Un concours décidé au centimètre près
La finale a été extraordinairement serrée, les cinq premières athlètes n'étant séparées que de six centimètres après quatre tours. Iapichino menait avec 7,00 m dès son premier essai, suivie de Sawyers à 6,99 m, Kpatcha à 6,98 m, la Portugaise Agate De Sousa à 6,96 m et l'Allemande Malaika Mihambo à 6,94 m. La série de Iapichino comprenait un essai nul au deuxième tour, 6,93 m au troisième et 6,71 m au quatrième. Sawyers a réalisé une série plus régulière, avec des sauts à 6,95 m et 6,96 m lors de ses premiers tours, mais n'a pas eu l'étincelle unique qui lui aurait permis de dépasser l'Italienne. Le cinquième tour n'a pas modifié le classement. Lors du sixième et dernier tour, Sawyers a réussi 6,92 m, insuffisant pour dépasser Iapichino.
- L. Iapichino (ITA)
- 7 m
- J. Sawyers (GBR)
- 6.99 m
- H. Kpatcha (FRA)
- 6.98 m
- A. De Sousa (POR)
- 6.96 m
- M. Mihambo (GER)
- 6.94 m
Vent et nerfs
Les forts vents arrière ont perturbé les courses d'élan des athlètes tout au long de la compétition, obligeant plusieurs d'entre elles à repositionner leurs marques sur la piste. Entre les sauts, Iapichino s'est couvert les jambes d'une serviette et a longuement consulté son père et entraîneur Gianni Iapichino, gardant sa concentration dans un concours qui a mis à l'épreuve les nerfs autant que les capacités physiques.
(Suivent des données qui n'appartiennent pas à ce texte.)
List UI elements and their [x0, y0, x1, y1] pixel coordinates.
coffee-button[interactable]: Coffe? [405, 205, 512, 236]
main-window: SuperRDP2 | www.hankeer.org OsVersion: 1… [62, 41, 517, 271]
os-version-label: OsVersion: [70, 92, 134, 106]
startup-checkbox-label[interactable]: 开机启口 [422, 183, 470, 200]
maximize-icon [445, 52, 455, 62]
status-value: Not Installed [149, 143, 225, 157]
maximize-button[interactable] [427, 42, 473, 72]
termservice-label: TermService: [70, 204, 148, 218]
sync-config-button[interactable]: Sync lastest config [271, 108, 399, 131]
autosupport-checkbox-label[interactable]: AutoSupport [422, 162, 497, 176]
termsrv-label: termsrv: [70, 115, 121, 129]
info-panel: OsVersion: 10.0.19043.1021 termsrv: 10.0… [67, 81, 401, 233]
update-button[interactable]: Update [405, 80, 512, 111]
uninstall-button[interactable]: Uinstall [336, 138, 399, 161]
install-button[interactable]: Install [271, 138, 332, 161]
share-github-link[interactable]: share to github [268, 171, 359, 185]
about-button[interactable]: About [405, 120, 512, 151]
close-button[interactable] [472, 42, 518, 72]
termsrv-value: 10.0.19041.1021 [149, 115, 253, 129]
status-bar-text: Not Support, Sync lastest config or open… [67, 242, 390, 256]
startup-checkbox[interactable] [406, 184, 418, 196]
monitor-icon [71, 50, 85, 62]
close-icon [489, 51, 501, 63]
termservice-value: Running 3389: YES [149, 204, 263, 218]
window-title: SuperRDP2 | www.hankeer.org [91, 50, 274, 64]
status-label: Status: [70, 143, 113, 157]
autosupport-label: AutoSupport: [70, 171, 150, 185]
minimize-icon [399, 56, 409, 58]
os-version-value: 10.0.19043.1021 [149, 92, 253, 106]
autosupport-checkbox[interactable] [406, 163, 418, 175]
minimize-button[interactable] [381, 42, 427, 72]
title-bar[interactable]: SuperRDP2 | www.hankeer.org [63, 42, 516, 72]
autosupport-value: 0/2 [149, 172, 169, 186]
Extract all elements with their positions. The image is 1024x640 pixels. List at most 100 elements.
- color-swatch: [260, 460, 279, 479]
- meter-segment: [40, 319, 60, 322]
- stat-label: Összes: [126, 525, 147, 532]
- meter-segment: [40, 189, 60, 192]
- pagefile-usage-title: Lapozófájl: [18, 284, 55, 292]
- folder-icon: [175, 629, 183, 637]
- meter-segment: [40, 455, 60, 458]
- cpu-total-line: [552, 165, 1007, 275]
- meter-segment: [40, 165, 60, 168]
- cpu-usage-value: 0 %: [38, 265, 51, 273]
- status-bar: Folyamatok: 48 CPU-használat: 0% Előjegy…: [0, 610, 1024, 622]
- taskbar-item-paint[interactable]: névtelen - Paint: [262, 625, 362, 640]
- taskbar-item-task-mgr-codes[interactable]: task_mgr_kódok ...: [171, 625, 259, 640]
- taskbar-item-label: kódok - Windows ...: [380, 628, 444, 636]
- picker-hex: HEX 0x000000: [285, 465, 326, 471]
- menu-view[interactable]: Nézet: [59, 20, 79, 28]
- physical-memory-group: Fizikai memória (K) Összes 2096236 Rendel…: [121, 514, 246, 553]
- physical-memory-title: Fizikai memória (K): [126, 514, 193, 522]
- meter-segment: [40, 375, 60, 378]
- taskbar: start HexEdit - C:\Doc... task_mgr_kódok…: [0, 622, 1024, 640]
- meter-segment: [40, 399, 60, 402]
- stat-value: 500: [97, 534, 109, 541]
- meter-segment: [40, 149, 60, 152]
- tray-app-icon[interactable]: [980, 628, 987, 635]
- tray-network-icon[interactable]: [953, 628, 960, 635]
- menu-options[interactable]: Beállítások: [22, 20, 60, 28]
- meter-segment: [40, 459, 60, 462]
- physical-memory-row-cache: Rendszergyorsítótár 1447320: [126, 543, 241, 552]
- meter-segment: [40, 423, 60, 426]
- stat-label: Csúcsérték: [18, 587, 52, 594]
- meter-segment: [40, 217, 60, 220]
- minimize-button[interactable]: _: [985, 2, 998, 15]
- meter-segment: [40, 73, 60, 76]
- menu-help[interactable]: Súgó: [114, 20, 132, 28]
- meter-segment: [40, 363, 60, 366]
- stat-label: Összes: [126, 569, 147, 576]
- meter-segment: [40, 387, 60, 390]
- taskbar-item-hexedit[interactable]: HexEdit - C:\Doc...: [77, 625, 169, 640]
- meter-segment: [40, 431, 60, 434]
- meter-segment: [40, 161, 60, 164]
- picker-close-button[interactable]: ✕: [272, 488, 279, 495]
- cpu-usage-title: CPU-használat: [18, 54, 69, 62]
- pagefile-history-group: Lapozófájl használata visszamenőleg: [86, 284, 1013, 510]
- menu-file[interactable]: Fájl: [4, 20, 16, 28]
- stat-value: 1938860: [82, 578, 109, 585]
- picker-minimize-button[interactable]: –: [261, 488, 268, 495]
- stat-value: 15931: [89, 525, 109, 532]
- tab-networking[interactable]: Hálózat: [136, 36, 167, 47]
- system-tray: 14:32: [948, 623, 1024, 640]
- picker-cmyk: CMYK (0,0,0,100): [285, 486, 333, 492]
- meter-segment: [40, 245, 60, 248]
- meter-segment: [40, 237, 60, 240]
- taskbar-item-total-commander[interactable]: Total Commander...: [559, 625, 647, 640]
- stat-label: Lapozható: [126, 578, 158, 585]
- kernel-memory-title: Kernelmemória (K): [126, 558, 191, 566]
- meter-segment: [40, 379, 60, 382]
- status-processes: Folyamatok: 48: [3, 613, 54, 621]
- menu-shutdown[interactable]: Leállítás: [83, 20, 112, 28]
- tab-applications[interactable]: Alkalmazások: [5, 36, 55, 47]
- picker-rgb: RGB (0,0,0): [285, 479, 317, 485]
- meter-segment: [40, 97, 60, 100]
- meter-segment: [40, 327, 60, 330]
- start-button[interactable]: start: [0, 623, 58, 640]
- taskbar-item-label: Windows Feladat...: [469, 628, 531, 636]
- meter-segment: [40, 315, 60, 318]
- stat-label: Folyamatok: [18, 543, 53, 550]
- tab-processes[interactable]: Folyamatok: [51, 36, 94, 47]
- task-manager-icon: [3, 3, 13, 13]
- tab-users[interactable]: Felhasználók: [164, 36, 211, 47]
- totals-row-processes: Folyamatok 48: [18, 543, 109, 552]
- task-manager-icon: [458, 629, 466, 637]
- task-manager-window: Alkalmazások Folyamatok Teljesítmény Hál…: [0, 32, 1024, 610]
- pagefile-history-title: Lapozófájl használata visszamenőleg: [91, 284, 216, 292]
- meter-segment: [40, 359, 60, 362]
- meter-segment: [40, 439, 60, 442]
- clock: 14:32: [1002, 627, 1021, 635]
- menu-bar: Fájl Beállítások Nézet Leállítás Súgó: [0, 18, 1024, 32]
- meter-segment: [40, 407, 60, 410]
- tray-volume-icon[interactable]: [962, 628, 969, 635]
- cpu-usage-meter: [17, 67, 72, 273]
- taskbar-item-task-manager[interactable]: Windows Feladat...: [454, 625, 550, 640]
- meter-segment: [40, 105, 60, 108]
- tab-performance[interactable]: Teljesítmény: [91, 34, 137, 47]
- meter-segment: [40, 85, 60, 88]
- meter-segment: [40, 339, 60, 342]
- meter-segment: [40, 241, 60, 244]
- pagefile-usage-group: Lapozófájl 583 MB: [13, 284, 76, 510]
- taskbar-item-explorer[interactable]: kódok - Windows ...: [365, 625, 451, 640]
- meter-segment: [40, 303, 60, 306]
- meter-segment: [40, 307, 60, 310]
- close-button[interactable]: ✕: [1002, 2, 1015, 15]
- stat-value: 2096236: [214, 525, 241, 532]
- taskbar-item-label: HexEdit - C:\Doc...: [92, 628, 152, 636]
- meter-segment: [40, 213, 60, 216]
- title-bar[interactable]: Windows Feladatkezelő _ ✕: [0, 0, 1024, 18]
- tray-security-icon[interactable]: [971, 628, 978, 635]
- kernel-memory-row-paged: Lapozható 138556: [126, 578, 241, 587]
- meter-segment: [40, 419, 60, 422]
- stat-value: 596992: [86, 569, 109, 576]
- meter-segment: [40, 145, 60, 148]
Les rafales dans leur dos ont joué un rôle décisif dans le résultat, poussant les performances au-delà de ce que les athlètes auraient pu reproduire dans des conditions plus calmes.
- Iapichino saute 7,00 m avec vent arrière de +2,1 m/s (non éligible au record)
- Iapichino commet un essai nul
- Iapichino enregistre 6,93 m
- Iapichino enregistre 6,71 m ; les cinq premières séparées de 6 cm
- Aucun changement au classement
- Sawyers saute 6,92 m, ne peut pas dépasser Iapichino
De l'argent à l'or
Cette victoire marque le premier grand titre international en extérieur de Iapichino, après un titre continental en salle en 2025 à Apeldoorn. Deux ans plus tôt, aux Championnats d'Europe de Rome, elle avait décroché l'argent sur son dernier saut. Son ascension vers la plus haute marche du podium à Birmingham complète une progression qui l'a également vue s'emparer du record d'Italie : le 4 juillet à Eugene lors de la Ligue de diamant, elle a sauté 7,12 m, battant un record qui appartenait à sa mère Fiona May depuis le 22 août 1998, soit près de 28 ans. L'amélioration était d'un seul centimètre.
Évolution mentale et technique
Après des éliminations aux Championnats du monde 2022 et 2025 et à l'événement de Tokyo 2025, Iapichino a restructuré son approche. Elle a mis fin à sa collaboration avec un coach mental, gagnant en indépendance mentale, et a commencé à travailler avec un psychologue sur des aspects en dehors du sport. Elle a également modifié sa technique d'élan avec son père, supprimant le départ arrêté au profit d'une course d'élan conçue pour générer une plus grande vitesse. Le détail clé, selon les rapports, est le premier pas : lorsque Iapichino lit correctement son élan, elle peut construire le saut qu'elle recherche.
L'avantage de l'Italie au tableau des médailles
L'or de Iapichino a permis à l'Italie de rejoindre la Grande-Bretagne en nombre de médailles d'or avec neuf chacune, mais l'Italie détenait le critère de départage : les deux nations avaient cinq médailles d'argent, tandis que l'Italie avait cinq médailles de bronze contre deux pour la Grande-Bretagne. L'Italie a ajouté une autre médaille de bronze lors de la dernière journée dans le relais 4x400 m féminin, où Alessandra Bonora, Anna Polinari, Alice Mangione et Eloisa Coiro ont terminé derrière les Pays-Bas, menées par Femke Bol, et la Grande-Bretagne.